三、以游戏产业良性发展,持续展现中国气派,积极塑造社会主义的文化话语权

《黑神话》一经发售,惊艳世界。自8月20日起,仅发售三天,便创下了全球最高300万人同时在线、售出1000万份、收入26亿元的惊人业绩,同步拉动了股票市场对相关的游戏、影视产业的积极反应,不少财经媒体欢呼《黑神话》带来一场“资本的狂欢”。这便引发出可担心的第一个问题,《黑神话》的出现是否只是一个偶然事件?一般资本总是逐利(集中表现为眼前利益)而缺少耐心的,由于缺少相应的市场机制,长期以来国内游戏资本大多倾向于短平快的网络游戏,像冯骥和游戏科学这样渴望做3A游戏的制作人和团队不在少数,但是很少能够得到投资者的青睐。资本对收回投资成本的压力,常常迫使开发团队提前发布作品,最典型的例子莫过于《赛博朋克2077》,在数次跳票后,面对资方压力不得不发布作品,因为发售过早、BUG过多导致差评无数。《黑神话》当中也有不少赶工或者未完成的痕迹,但幸运的是瑕不掩瑜,整体的高质量使玩家对于个别问题不再斤斤计较。
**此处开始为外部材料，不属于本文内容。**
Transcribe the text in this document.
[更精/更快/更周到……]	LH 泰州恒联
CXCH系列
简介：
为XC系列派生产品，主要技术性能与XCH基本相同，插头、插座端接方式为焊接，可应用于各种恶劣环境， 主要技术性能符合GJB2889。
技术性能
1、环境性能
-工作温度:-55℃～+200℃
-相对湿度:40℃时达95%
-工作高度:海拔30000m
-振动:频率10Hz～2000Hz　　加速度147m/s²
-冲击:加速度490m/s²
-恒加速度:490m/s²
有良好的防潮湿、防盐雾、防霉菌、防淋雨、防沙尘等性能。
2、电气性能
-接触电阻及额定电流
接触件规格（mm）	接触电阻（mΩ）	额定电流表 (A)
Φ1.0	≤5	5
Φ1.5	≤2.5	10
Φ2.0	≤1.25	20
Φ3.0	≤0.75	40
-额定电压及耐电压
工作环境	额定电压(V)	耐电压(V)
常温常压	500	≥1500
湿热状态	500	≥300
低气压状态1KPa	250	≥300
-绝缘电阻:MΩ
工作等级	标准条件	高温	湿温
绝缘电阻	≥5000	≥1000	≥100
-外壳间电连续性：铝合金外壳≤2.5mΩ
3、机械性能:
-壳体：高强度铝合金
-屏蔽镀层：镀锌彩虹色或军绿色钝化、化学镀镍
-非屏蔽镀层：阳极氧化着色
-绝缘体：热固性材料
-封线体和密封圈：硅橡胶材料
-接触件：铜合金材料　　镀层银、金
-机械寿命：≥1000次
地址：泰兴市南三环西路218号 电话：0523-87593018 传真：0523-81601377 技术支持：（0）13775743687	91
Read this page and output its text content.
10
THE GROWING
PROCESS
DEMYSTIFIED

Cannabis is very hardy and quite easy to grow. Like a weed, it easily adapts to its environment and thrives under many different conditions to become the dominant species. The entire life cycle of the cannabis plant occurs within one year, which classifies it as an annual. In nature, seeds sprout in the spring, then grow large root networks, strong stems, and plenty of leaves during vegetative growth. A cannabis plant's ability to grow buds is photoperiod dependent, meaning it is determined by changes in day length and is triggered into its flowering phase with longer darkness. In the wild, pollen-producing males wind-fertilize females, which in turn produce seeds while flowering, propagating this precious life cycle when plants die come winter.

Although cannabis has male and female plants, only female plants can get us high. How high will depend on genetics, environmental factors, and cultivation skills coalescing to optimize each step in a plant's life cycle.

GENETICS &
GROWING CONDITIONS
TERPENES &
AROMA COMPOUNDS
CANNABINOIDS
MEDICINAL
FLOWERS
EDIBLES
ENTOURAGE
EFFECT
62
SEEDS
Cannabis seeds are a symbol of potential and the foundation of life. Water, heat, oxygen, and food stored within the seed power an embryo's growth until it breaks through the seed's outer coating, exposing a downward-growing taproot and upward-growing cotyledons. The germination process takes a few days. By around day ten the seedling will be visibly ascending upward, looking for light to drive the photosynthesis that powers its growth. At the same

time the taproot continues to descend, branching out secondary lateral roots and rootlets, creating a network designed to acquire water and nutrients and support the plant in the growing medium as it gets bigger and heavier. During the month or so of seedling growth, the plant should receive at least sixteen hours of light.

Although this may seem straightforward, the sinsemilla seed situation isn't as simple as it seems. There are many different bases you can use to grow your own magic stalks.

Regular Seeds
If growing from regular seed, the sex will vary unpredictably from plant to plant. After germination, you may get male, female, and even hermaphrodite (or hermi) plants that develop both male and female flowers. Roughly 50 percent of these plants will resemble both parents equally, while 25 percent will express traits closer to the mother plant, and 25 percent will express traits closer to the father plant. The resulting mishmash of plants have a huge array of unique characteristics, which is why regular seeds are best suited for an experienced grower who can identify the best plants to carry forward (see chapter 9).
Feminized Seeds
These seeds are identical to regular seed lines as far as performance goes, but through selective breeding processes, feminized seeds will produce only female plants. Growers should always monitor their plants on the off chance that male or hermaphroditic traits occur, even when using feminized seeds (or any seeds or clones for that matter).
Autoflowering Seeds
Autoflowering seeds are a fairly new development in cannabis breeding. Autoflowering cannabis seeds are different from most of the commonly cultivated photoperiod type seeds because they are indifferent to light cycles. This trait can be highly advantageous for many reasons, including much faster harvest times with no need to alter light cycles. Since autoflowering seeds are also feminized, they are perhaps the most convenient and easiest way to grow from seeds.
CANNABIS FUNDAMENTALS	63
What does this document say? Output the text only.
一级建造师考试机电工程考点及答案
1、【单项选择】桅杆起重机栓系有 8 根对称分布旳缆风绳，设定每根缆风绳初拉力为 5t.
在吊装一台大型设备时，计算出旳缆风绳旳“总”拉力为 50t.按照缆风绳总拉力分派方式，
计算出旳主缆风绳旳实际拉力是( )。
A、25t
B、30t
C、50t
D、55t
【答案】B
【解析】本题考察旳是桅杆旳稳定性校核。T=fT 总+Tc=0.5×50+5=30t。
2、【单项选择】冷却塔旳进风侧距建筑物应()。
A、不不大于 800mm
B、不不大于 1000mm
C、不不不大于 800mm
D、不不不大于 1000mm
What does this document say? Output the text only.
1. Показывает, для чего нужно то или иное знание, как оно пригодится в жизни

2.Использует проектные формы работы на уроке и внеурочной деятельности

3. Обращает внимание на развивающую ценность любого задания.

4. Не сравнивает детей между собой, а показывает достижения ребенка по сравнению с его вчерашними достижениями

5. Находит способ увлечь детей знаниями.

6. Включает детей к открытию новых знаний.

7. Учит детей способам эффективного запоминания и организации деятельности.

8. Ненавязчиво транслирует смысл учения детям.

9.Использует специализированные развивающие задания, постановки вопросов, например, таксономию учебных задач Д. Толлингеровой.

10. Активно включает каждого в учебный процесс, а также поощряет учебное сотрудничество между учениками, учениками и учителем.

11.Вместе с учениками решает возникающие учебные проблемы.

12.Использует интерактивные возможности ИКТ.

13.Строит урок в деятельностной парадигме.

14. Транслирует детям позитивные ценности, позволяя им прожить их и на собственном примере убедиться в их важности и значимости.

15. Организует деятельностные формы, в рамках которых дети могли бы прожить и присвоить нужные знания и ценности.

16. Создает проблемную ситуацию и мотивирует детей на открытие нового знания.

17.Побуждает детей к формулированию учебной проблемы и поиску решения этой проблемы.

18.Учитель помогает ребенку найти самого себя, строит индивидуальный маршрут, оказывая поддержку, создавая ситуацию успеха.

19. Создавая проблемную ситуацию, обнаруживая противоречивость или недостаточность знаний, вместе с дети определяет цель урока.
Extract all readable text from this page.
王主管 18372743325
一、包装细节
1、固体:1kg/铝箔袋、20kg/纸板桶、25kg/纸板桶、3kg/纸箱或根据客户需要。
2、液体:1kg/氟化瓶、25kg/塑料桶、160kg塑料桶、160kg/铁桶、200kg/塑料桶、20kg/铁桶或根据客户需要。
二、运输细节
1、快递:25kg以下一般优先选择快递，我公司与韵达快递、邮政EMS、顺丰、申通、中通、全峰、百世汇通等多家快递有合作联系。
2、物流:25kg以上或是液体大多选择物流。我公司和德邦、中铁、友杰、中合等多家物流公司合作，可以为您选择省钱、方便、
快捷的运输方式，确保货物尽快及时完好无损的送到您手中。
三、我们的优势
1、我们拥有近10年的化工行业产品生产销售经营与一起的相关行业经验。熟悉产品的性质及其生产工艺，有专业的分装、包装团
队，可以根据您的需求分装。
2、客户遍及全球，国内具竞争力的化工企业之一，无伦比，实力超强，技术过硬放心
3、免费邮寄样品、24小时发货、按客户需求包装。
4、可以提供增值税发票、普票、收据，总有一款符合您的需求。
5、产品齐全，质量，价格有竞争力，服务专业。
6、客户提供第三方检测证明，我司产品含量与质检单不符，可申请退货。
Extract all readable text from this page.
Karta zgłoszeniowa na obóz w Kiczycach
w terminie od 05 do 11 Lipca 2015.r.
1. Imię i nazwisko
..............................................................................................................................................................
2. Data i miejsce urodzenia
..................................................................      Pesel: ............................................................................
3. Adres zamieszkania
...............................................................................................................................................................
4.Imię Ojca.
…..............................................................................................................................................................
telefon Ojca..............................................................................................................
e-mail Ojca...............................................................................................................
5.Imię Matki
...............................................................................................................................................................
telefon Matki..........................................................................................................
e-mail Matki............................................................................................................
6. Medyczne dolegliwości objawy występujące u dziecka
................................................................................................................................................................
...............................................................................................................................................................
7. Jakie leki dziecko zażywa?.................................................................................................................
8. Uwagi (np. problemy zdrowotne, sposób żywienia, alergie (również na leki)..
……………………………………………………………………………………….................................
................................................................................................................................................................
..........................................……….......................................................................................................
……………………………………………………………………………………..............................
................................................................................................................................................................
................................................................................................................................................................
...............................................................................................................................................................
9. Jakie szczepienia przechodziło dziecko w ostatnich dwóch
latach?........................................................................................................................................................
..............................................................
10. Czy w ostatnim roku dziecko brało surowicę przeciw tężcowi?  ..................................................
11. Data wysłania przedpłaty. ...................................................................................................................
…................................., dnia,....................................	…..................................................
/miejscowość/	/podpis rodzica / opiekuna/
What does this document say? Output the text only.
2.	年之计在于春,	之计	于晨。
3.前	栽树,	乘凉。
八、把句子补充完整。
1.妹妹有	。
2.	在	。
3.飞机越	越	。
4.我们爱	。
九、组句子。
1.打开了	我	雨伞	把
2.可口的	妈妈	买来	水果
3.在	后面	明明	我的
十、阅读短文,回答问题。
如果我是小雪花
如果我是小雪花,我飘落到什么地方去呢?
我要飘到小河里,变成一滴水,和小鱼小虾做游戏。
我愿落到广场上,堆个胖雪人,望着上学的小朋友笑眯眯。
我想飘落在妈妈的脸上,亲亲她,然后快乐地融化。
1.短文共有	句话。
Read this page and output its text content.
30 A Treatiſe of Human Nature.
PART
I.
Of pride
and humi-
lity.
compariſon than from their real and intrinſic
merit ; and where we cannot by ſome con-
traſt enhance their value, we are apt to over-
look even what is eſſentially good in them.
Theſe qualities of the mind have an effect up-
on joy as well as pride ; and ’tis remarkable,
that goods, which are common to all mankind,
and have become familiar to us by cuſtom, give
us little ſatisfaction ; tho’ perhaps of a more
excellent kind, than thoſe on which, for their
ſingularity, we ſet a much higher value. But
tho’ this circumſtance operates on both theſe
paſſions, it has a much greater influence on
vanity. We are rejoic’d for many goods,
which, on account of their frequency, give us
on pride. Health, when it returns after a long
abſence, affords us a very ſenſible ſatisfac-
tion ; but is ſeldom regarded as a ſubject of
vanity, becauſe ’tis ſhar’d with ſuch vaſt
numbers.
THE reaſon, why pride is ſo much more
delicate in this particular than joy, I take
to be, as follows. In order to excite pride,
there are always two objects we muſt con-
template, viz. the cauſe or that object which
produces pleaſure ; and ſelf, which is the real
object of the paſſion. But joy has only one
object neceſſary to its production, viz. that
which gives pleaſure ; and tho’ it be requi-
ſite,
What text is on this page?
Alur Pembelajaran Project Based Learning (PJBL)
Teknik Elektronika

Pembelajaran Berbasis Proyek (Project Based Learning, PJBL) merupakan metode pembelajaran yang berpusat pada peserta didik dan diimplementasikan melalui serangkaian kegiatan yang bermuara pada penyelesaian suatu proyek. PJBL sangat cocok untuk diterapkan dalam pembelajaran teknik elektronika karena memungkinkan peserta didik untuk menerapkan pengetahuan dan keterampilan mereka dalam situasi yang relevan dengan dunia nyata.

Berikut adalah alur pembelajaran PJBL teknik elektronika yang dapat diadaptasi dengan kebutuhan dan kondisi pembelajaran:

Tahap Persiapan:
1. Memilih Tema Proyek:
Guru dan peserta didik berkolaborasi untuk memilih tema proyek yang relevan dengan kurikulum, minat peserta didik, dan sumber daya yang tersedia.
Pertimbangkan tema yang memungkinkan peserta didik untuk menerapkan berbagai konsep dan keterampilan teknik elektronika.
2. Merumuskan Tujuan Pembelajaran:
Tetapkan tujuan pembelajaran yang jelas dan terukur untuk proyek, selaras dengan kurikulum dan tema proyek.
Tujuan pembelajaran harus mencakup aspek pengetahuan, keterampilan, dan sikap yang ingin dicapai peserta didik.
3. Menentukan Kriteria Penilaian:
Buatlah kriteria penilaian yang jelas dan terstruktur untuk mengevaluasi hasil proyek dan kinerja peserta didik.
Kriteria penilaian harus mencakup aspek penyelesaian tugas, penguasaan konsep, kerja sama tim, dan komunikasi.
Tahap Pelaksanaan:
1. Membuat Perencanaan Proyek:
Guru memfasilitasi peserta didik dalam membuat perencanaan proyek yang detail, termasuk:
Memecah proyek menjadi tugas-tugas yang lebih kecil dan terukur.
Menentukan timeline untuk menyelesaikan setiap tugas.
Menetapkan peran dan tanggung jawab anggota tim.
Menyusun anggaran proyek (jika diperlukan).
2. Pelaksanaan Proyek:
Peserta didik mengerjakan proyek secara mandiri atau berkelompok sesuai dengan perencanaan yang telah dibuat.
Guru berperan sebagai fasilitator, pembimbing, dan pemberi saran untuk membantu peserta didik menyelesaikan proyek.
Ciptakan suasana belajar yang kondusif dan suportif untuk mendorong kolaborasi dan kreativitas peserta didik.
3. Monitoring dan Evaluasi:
另外一个值得担心的问题,在于艺术创作的自由和社会公序良俗的矛盾。这一点鲜明地表现在《黑神话》创作团队上,《黑神话》之所以能够在发售之前能够吸引全球关注、甚至圈粉无数,与制作组对“政治正确”反抗到底的态度有着密切联系,这种艺术家特有的“天上天下,唯我独尊”的态度,与孙悟空的反抗精神倒有两分契合。但是,艺术创作的自由、艺术家个人的自由,往往建立在打破现有观念的基础上,一不小心就会造成巨大冲击。作为主创成员之一的杨奇被挖出曾多次在公开场合作出不雅行为和发表仇恨言论,这些逞一时之快的言论、行为,在未来极有可能为整个团队带来麻烦甚或灾难性的后果。社会主义国家鼓励市场自由竞争、支持个人言论自由,但这种自由很可能导致市场的无序竞争和表达的口无遮掩,很可能会对新生的产业带来不必要的麻烦。[笔者注:上世纪六十、七十年代是拉丁美洲“文学爆炸”的时期,大批知名作家如加西亚马尔克斯、巴尔加斯略萨涌现出来,以“魔幻现实主义”为代表的拉美文学在美洲乃至世界各地畅销,我们称“知名作家”莫言先生的作品是中国本土的“魔幻现实主义”,便是这一时期拉美文学影响力之大的一个例子。小说即是文学作品、也是商品,它的文学价值无法量化、难以评判,但它的销售则受到市场规律决定、能够人为地干预,通过广告宣传、爱国情怀等手段营销。拉美文学之所以受到欢迎,固有其作品优秀的一面,也有经济繁荣下资本推动的一面,因此有人说拉美“文学爆炸”是拉美“资本爆炸”。]

“孙悟空”在中国传统文化中被视为一贯的反抗者形象,共产党领袖甚至以之为“造反有理”的革命象征,由此《黑神话》不免给今人很多联想与疑问:既然电子游戏的大卖、爆火离不开资本市场的推动,那么社会主义国家的电子游戏应当是什么样子的?尽管前苏联人民在物质生活方面曾经不够丰富甚至部分出现匮乏,但是对文化,特别是对文娱消遣活动的社会主义改造、再造、创造成果是显著的,一切娱乐消遣应当以劳动和劳动者为核心,向人们讲述一个好的故事、一种工作技巧、一种情感表达。满足成人休闲和孩童玩耍的需要,成人在休闲放松后继续投入工作,孩童则在玩耍娱乐中更好地学习与成长。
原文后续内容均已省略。